José López, un adulto mayor que vive en la parroquia Leonardo Ruiz Pineda de Tucupita, reveló que a pesar de que varios familiares le envían dinero desde Trinidad y Tobago, apenas le alcanza para comprar pocos rubros alimentarios.

El señor López tiene cuatro hijas viviendo en la vecina isla de Trinidad y Tobago, y aunque en algunas ocasiones le envían dinero, él no puede adquirir proteínas por los altos precios. Apenas adquiere artículos básicos.
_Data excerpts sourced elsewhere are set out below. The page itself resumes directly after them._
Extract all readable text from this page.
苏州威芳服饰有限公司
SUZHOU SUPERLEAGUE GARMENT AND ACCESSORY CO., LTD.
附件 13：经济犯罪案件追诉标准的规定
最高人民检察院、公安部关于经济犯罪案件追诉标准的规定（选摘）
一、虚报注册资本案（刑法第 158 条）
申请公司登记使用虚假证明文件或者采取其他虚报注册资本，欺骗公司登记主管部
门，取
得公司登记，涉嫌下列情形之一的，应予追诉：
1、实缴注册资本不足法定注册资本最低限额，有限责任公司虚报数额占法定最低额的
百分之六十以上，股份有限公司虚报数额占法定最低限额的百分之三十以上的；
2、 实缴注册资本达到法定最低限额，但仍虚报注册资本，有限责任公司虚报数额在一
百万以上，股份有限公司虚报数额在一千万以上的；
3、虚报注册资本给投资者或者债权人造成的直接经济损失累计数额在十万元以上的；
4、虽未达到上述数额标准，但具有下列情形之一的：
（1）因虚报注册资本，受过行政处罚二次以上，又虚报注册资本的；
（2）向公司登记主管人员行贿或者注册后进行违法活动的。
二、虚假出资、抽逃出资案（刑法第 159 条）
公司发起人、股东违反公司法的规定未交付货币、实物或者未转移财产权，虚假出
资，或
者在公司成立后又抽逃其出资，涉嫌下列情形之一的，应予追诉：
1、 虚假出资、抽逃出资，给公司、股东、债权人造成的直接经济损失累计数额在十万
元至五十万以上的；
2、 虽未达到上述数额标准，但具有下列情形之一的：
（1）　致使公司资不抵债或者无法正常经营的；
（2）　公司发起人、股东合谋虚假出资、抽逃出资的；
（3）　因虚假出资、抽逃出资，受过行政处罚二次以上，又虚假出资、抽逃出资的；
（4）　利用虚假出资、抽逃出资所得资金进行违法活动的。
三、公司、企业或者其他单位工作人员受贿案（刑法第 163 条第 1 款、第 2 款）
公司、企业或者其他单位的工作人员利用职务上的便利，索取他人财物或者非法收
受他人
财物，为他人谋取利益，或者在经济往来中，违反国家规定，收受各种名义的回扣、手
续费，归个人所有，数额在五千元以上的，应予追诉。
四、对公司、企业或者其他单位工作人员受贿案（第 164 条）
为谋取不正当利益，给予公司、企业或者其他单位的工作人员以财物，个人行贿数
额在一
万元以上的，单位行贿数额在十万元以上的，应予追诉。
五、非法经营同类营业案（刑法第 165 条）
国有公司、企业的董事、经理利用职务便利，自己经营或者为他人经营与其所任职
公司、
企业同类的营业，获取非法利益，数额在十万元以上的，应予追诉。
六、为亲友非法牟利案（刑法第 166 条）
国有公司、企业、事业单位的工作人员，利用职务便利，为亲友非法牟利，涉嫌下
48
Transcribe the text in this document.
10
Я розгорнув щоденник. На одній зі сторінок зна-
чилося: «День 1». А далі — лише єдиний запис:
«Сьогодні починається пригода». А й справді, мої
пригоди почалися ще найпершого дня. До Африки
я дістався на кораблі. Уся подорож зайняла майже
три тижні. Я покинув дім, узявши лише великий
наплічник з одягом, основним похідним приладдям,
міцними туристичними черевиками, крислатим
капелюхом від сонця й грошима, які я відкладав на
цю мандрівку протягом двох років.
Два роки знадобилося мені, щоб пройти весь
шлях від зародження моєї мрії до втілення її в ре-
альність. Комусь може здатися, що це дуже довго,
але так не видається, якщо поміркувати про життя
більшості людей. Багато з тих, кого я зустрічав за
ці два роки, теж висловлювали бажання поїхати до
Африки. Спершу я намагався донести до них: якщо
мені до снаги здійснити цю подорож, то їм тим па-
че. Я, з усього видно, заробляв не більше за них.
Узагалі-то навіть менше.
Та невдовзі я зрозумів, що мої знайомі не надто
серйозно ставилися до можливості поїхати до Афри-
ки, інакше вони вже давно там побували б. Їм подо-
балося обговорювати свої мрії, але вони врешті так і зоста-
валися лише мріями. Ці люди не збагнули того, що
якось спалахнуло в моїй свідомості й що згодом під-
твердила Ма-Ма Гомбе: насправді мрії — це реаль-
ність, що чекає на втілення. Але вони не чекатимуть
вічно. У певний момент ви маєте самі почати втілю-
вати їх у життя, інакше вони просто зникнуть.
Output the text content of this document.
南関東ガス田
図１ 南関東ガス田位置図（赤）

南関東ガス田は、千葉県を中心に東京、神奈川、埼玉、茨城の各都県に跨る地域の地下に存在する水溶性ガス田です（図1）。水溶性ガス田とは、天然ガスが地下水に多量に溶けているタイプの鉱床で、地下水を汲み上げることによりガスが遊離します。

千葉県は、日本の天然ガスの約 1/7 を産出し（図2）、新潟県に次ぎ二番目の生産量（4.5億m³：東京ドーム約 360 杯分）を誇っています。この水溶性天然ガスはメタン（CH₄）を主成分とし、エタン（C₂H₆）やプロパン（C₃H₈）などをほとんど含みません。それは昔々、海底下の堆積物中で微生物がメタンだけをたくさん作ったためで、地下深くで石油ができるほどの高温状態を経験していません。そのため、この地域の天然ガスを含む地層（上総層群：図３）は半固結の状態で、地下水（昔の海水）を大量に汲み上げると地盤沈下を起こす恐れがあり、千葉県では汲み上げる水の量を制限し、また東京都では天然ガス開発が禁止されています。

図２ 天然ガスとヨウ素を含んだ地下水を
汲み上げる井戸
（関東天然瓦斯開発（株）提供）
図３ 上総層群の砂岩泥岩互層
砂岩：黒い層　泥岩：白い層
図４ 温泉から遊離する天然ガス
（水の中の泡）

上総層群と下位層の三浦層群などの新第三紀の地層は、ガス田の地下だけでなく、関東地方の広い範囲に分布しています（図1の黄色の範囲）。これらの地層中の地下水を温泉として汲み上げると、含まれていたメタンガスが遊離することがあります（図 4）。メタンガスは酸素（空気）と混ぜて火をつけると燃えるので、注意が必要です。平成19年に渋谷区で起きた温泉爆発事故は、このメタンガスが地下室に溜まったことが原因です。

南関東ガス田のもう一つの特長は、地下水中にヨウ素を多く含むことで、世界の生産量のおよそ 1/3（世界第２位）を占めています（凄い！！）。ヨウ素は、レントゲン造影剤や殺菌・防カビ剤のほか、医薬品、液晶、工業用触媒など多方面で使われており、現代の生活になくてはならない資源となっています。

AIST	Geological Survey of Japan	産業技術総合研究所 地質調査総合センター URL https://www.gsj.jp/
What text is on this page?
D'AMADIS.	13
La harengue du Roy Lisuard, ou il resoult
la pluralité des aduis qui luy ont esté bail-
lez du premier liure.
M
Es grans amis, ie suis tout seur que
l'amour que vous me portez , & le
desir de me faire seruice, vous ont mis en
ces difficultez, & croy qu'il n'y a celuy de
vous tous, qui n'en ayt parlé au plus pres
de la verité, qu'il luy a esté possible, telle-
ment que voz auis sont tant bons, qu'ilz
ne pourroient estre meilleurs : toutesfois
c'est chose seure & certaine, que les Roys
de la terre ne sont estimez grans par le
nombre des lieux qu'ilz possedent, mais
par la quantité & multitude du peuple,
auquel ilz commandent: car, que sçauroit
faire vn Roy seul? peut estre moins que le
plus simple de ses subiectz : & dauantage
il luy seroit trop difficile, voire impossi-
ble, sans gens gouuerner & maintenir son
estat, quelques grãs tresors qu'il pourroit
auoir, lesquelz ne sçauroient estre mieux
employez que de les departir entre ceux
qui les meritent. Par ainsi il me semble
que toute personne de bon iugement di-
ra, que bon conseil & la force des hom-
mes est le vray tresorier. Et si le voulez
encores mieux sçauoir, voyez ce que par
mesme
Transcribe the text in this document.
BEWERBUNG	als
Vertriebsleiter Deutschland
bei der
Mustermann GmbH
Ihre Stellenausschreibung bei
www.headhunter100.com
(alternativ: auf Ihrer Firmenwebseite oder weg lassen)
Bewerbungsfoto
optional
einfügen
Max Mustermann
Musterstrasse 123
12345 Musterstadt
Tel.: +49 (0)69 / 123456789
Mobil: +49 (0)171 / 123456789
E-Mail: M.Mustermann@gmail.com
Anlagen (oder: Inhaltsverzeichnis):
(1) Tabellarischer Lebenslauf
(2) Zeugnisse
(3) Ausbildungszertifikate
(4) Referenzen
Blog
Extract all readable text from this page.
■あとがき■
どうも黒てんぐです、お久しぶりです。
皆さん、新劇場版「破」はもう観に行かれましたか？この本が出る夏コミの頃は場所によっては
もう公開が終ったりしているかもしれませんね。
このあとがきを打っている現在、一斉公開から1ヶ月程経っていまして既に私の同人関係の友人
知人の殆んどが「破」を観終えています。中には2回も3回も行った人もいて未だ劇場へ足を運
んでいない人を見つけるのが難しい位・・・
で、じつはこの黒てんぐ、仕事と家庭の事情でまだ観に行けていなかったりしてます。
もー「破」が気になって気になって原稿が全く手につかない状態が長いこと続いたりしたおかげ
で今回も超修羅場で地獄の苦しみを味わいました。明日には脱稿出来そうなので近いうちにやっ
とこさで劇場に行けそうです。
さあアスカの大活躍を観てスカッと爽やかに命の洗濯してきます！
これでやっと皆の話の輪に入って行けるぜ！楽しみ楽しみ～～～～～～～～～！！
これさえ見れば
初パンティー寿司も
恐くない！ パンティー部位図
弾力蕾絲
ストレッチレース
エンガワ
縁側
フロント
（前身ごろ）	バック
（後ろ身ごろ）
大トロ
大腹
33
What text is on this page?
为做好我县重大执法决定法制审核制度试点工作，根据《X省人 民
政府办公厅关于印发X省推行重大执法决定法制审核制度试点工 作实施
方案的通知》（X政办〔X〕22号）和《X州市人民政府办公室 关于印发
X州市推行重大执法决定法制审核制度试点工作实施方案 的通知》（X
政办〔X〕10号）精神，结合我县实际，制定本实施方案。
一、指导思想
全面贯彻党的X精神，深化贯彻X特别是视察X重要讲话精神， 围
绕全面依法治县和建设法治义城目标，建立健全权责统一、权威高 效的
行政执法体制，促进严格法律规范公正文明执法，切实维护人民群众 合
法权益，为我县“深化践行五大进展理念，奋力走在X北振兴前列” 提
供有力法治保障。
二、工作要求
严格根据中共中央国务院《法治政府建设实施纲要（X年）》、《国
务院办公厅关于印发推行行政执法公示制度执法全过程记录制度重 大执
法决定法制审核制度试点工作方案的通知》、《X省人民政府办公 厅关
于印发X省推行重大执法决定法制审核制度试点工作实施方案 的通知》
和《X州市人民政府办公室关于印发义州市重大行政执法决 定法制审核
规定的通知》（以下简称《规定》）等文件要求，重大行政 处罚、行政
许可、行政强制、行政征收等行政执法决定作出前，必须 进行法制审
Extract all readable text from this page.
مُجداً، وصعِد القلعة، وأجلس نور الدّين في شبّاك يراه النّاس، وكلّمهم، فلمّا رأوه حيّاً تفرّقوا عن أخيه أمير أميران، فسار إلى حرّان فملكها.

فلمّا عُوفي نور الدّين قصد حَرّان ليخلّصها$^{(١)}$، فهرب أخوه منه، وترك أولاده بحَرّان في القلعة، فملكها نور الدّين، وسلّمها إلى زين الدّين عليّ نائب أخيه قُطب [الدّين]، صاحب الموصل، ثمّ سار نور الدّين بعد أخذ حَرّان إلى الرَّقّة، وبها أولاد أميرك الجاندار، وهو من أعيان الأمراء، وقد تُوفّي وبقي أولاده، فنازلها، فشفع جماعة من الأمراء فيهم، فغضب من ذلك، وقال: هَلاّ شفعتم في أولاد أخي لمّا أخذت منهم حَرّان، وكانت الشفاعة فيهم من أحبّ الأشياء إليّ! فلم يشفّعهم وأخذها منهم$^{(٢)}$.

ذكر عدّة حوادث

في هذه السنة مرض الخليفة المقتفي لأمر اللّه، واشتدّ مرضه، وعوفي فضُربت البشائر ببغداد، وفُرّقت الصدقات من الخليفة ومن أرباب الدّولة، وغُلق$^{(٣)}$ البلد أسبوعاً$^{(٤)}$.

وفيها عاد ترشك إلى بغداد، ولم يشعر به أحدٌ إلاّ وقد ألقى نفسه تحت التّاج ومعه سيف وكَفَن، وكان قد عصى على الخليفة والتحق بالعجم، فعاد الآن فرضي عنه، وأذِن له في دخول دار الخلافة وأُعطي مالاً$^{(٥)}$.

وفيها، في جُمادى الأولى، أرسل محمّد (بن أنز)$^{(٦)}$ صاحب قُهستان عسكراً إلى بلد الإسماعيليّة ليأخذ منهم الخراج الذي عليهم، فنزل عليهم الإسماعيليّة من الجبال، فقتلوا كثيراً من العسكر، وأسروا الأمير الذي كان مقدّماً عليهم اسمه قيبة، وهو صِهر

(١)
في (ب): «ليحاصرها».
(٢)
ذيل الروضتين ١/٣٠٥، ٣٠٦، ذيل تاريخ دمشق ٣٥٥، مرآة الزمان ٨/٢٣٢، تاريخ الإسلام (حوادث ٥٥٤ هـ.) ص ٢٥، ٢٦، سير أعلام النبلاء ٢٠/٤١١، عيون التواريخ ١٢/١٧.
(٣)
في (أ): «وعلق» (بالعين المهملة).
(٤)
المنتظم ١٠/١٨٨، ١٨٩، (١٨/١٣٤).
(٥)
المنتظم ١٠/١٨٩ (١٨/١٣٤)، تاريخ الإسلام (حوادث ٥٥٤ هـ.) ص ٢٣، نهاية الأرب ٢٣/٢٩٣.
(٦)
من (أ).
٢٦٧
“De vez en cuando nos mandan ciertos y determinados recursos, pero como está el costo de la vida, es un paliativo pues, por lo menos se logra algo, pero es insuficiente por los altos costos”, dijo el señor José López.

El periodo para el envío de la ayuda varía de acuerdo a las posibilidades de sus hijas.

El deltano manifestó que actualmente está viviendo con una de sus hermanas y su último hijo en la parroquia Leonado Ruíz Pineda de Tucupita, donde hasta ahora han podido afrontar la crisis venezolana por las remesas que recibe desde Trinidad y Tobago.

A pesar de contar con un ingreso extra, este dinero no alcanza para adquirir algo de pollo y medio cartón de huevos.